A web scraping toolkit for journalists
Web scraping is one of the most useful and least understood methods for journalists to gather data. It’s the thing that helps you when, in your online research, you come across information that qualifies as data, but does not have a handy “Download” button. Here’s your guide on how to get started — without any coding necessary.
Say, for example, I am looking for “coffee” on Amazon. When I hit “search”, I get a list of results that’s made to be easily readable for humans. But it doesn’t help me much if I want to analyze the underlying data – how much the average coffee package costs or which brands dominate the Amazon coffee market, for example. For that purpose, a handy table might be more practical.

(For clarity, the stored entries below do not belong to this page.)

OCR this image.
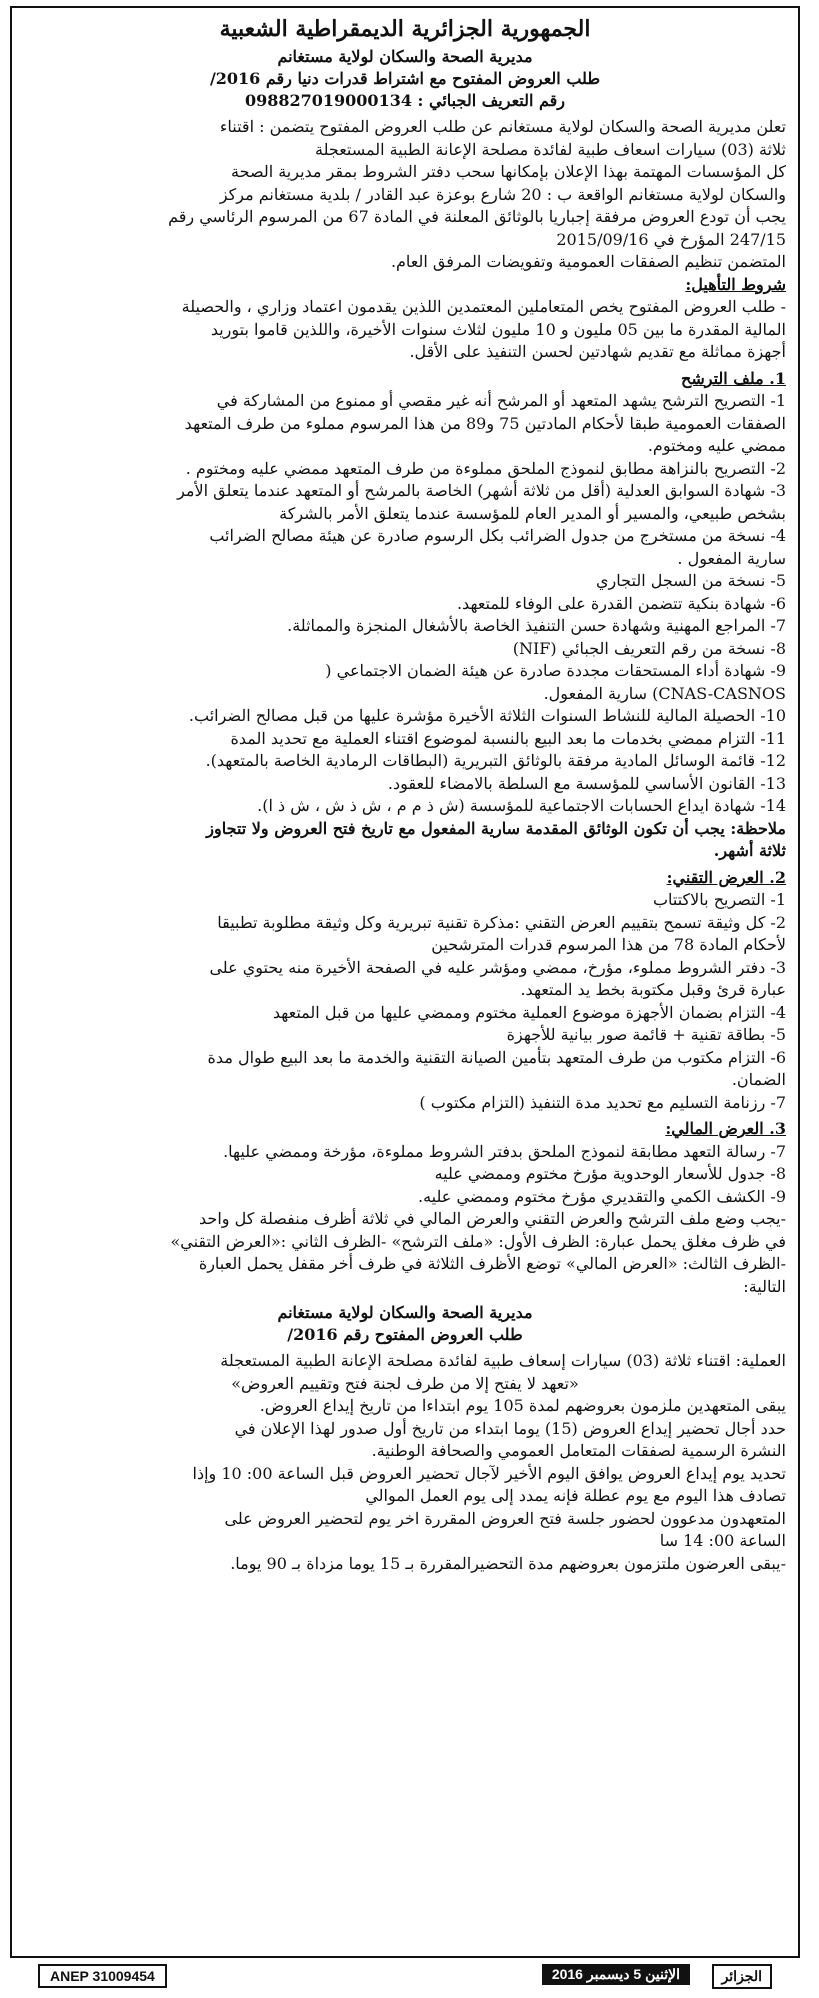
الجمهورية الجزائرية الديمقراطية الشعبية
مديرية الصحة والسكان لولاية مستغانم
طلب العروض المفتوح مع اشتراط قدرات دنيا رقم 2016/
رقم التعريف الجبائي : 098827019000134
تعلن مديرية الصحة والسكان لولاية مستغانم عن طلب العروض المفتوح يتضمن : اقتناء
ثلاثة (03) سيارات اسعاف طبية لفائدة مصلحة الإعانة الطبية المستعجلة
كل المؤسسات المهتمة بهذا الإعلان بإمكانها سحب دفتر الشروط بمقر مديرية الصحة
والسكان لولاية مستغانم الواقعة ب : 20 شارع بوعزة عبد القادر / بلدية مستغانم مركز
يجب أن تودع العروض مرفقة إجباريا بالوثائق المعلنة في المادة 67 من المرسوم الرئاسي رقم
247/15 المؤرخ في 2015/09/16
المتضمن تنظيم الصفقات العمومية وتفويضات المرفق العام.
شروط التأهيل:
- طلب العروض المفتوح يخص المتعاملين المعتمدين اللذين يقدمون اعتماد وزاري ، والحصيلة
المالية المقدرة ما بين 05 مليون و 10 مليون لثلاث سنوات الأخيرة، واللذين قاموا بتوريد
أجهزة مماثلة مع تقديم شهادتين لحسن التنفيذ على الأقل.
1. ملف الترشح
1- التصريح الترشح يشهد المتعهد أو المرشح أنه غير مقصي أو ممنوع من المشاركة في
الصفقات العمومية طبقا لأحكام المادتين 75 و89 من هذا المرسوم مملوء من طرف المتعهد
ممضي عليه ومختوم.
2- التصريح بالنزاهة مطابق لنموذج الملحق مملوءة من طرف المتعهد ممضي عليه ومختوم .
3- شهادة السوابق العدلية (أقل من ثلاثة أشهر) الخاصة بالمرشح أو المتعهد عندما يتعلق الأمر
بشخص طبيعي، والمسير أو المدير العام للمؤسسة عندما يتعلق الأمر بالشركة
4- نسخة من مستخرج من جدول الضرائب بكل الرسوم صادرة عن هيئة مصالح الضرائب
سارية المفعول .
5- نسخة من السجل التجاري
6- شهادة بنكية تتضمن القدرة على الوفاء للمتعهد.
7- المراجع المهنية وشهادة حسن التنفيذ الخاصة بالأشغال المنجزة والمماثلة.
8- نسخة من رقم التعريف الجبائي (NIF)
9- شهادة أداء المستحقات مجددة صادرة عن هيئة الضمان الاجتماعي (
CNAS-CASNOS) سارية المفعول.
10- الحصيلة المالية للنشاط السنوات الثلاثة الأخيرة مؤشرة عليها من قبل مصالح الضرائب.
11- التزام ممضي بخدمات ما بعد البيع بالنسبة لموضوع اقتناء العملية مع تحديد المدة
12- قائمة الوسائل المادية مرفقة بالوثائق التبريرية (البطاقات الرمادية الخاصة بالمتعهد).
13- القانون الأساسي للمؤسسة مع السلطة بالامضاء للعقود.
14- شهادة ايداع الحسابات الاجتماعية للمؤسسة (ش ذ م م ، ش ذ ش ، ش ذ ا).
ملاحظة: يجب أن تكون الوثائق المقدمة سارية المفعول مع تاريخ فتح العروض ولا تتجاوز
ثلاثة أشهر.
2. العرض التقني:
1- التصريح بالاكتتاب
2- كل وثيقة تسمح بتقييم العرض التقني :مذكرة تقنية تبريرية وكل وثيقة مطلوبة تطبيقا
لأحكام المادة 78 من هذا المرسوم قدرات المترشحين
3- دفتر الشروط مملوء، مؤرخ، ممضي ومؤشر عليه في الصفحة الأخيرة منه يحتوي على
عبارة قرئ وقبل مكتوبة بخط يد المتعهد.
4- التزام بضمان الأجهزة موضوع العملية مختوم وممضي عليها من قبل المتعهد
5- بطاقة تقنية + قائمة صور بيانية للأجهزة
6- التزام مكتوب من طرف المتعهد بتأمين الصيانة التقنية والخدمة ما بعد البيع طوال مدة
الضمان.
7- رزنامة التسليم مع تحديد مدة التنفيذ (التزام مكتوب )
3. العرض المالي:
7- رسالة التعهد مطابقة لنموذج الملحق بدفتر الشروط مملوءة، مؤرخة وممضي عليها.
8- جدول للأسعار الوحدوية مؤرخ مختوم وممضي عليه
9- الكشف الكمي والتقديري مؤرخ مختوم وممضي عليه.
-يجب وضع ملف الترشح والعرض التقني والعرض المالي في ثلاثة أظرف منفصلة كل واحد
في ظرف مغلق يحمل عبارة: الظرف الأول: «ملف الترشح» -الظرف الثاني :«العرض التقني»
-الظرف الثالث: «العرض المالي» توضع الأظرف الثلاثة في ظرف أخر مقفل يحمل العبارة
التالية:
مديرية الصحة والسكان لولاية مستغانم
طلب العروض المفتوح رقم 2016/
العملية: اقتناء ثلاثة (03) سيارات إسعاف طبية لفائدة مصلحة الإعانة الطبية المستعجلة
«تعهد لا يفتح إلا من طرف لجنة فتح وتقييم العروض»
يبقى المتعهدين ملزمون بعروضهم لمدة 105 يوم ابتداءا من تاريخ إيداع العروض.
حدد أجال تحضير إيداع العروض (15) يوما ابتداء من تاريخ أول صدور لهذا الإعلان في
النشرة الرسمية لصفقات المتعامل العمومي والصحافة الوطنية.
تحديد يوم إيداع العروض يوافق اليوم الأخير لآجال تحضير العروض قبل الساعة 00: 10 وإذا
تصادف هذا اليوم مع يوم عطلة فإنه يمدد إلى يوم العمل الموالي
المتعهدون مدعوون لحضور جلسة فتح العروض المقررة اخر يوم لتحضير العروض على
الساعة 00: 14 سا
-يبقى العرضون ملتزمون بعروضهم مدة التحضيرالمقررة بـ 15 يوما مزداة بـ 90 يوما.
ANEP 31009454	الإثنين 5 ديسمبر 2016	الجزائر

One option, then, might be to copy the information on each result by hand. Let’s say that takes my unpaid intern — whom I hired because I didn’t want to do the job myself — 5 seconds for each search result. With 200,000 results, that still takes them more than a month, if they work full-time from 9 to 5 at constant speed, without pause.
So, even if I had an unpaid intern at hand, this way is just not practical. My main motivation for learning how to code has always been laziness: I hate doing the same boring thing twice, let alone 200,000 times. So, I learned how to scrape data.
Scrapers, in practice, are little programs that extract and refine information from web pages.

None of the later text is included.